In the last few years, even big studio movies have been getting creative with their promotional material: creating false para-texts, tangentially related videos, fake news articles, even staged events in the media. X-Men: Days of Future Past takes it to a new level, all accesible from imdb.
Days of Future Past is about the X-Men we know travelling through time to communicate with their former, more handsome but equally talented selves to try and Save. The. World. With the classic mind-bend time travel movies present, Marvel and Fox have created a side narrative with a connection to the actual film that’s yet to be seen.
It’s a conspiracy theory: Magneto killed Kennedy. He’s the grassy knoll shooter, or better said, the grassy-knoll ‘bullet bender.’ A video on imdb has a short, 48 Hours style clip elucidating the tale and linking to a webpage. The site– this is where the really awesome part comes in– hosts a long, In Cold Blood-esque recounting of the conspiracy theory. It’s complete with McCarthy era Cold War references, fact-checks, and 80-year-old- Magneto interview frame narrative. It’s also actually pretty well written, fleshed out, and shows some engaged work on the studio’s end.
The exposé, which will take you about 20 minutes to read in full, is careful not to reveal too much about the movie. We can assume, though, that the present the X-Men live in is slightly different than the one we left off with in the last movies: the article quotes a fictional Kelly Seagle, Stanford Professor and “high-affect X-Gene Mutant.
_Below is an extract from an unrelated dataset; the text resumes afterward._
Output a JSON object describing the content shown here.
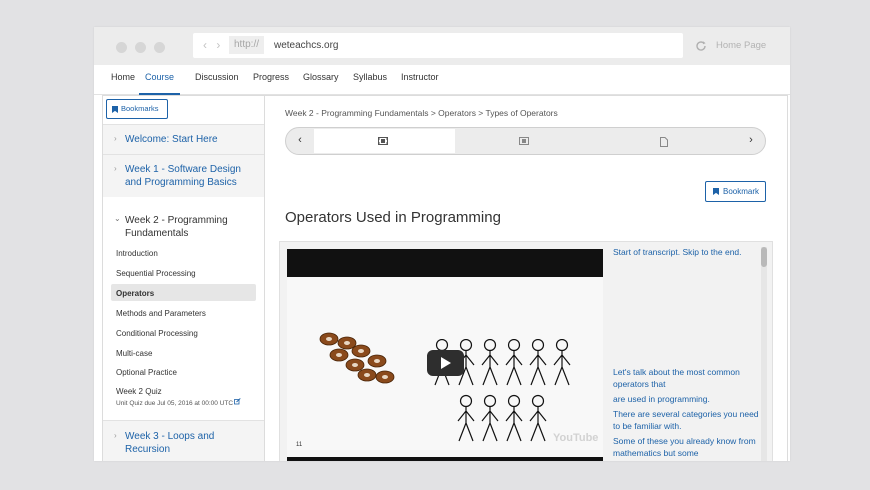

Under current law, Seagle must wear an Inhibitor Collar while she’s in approved locations beyond her approved internment camp.”
It also mentions “Division X,” so there’s some effort to pick up where the last movie, X-Men First Class, left off. Looks a lot better than the new Wolverine, in any case.
X-Men: Days of Future Past stars the whole gamut of the franchise’s stars. Michael Fassbender, Ian McKellen, Hugh Jackman, Patrick Stewart and James McAvoy. Check out the page. It’s impressive.